You know what the great thing about smallpox is? It doesn’t exist anymore.
Nearly 40 years ago, it was officially eradicated from the face of the Earth – the first, and so far only, disease ever to be declared as such.
So it would be pretty difficult for anybody in the migrant “caravan” currently traveling towards the US from Central America to bring the smallpox virus with them. Yet that’s what a Fox News guest told viewers in a segment this week: that these people, many of whom are seeking asylum, pose a public safety hazard, and will infect “our people” with smallpox, leprosy, and tuberculosis (TB).
Needless to say, this is not true.
Leprosy, or Hansen’s disease, is an illness that terrified ancient cultures. Unlike smallpox, it’s still with us today, and there’s no effective vaccine against it.
But luckily, leprosy is rare, easy to treat, and quite hard to transmit – a “wimp of a pathogen”, according to specialists. A full 95 percent of people have a natural immunity against it – and for those without, even more good news: there’s a cure.
And while it’s true that the rates of TB are higher in people born outside the US, the CDC screens for the disease in inbound migrants. So there’s no need to worry about that either.
Neither should we blame immigrants for the recent cases of acute flaccid myelitis (AFM), the mysterious polio-like disease that’s turned up in more than 20 states so far – even though that’s exactly what a guest on Fox show Lou Dobbs Tonight said this week.

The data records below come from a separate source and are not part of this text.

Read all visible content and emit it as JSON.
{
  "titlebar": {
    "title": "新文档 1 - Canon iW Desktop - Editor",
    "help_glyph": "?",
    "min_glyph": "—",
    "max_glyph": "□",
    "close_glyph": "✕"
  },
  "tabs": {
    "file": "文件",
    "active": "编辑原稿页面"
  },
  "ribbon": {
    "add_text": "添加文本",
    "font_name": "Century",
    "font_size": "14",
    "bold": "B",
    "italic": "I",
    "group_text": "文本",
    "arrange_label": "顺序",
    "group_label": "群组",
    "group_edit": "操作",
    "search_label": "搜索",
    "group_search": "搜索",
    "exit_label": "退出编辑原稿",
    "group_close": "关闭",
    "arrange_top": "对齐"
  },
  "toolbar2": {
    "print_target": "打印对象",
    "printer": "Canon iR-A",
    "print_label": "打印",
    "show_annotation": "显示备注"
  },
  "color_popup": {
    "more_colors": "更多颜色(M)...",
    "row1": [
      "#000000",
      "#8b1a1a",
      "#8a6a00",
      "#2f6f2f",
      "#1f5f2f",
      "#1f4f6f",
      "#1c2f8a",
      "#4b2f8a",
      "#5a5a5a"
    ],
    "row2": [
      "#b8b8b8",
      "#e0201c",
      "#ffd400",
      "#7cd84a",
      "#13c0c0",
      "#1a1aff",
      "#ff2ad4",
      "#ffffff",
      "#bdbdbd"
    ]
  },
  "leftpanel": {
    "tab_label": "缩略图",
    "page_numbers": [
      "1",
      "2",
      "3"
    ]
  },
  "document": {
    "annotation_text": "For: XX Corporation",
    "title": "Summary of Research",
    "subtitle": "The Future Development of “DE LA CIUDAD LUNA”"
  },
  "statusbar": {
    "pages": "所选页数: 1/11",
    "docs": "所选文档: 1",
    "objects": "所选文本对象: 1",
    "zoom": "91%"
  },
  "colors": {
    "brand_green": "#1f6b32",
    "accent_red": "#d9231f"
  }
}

In fact, we know hardly anything about AFM. We don’t know what causes it or how it’s transmitted. We can’t say people from other countries are spreading it – we have no idea what’s spreading it.
The USA is a technologically advanced nation in a vastly interconnected world. Contagious diseases aren’t being brought in by people seeking a better life – they’re already here.
“There’s the misconception that somehow the United States is protected from those diseases and that’s simply not true,” Peter Hotez, dean of the National School of Tropical Medicine at Baylor College of Medicine in Houston told The Verge. “The major factors promoting these diseases are poverty and urbanization and climate change. The idea that a few thousand immigrants are going to create a bump in that just defies the numbers.”
If you’re truly worried about contracting TB, or measles, or the flu, there’s an easy solution: vaccination. And as many people have pointed out, the US anti-vaxxer movement is more of a threat than people coming from El Salvador (up to 93 percent vaccine coverage), Honduras (likewise 93 percent) or Guatemala (up to 98 percent vaccine coverage).
So if there’s no threat from migrants, what’s behind all the recent rhetoric?
Stoking fears that immigrants will bring diseases has a long and dark history. As Adam Rogers at Wired explains: “People called cholera the ‘Irish disease’ in the 1830s and tuberculosis the ‘Jewish disease’ in the 1890s. And the 1918 flu epidemic coincided with a giant wave of immigration into the US, prompting all sorts of fears of the disease’s further spread.”
Despite their frequent scientific blind spots, politicians certainly know one thing: when people are scared of diseases, they get irrational and xenophobic – and they vote for right-wing, authoritarian parties.
In light of the upcoming elections, it’s important to see this for what it is: fact-free political rhetoric – based not on science or evidence, but simple xenophobia.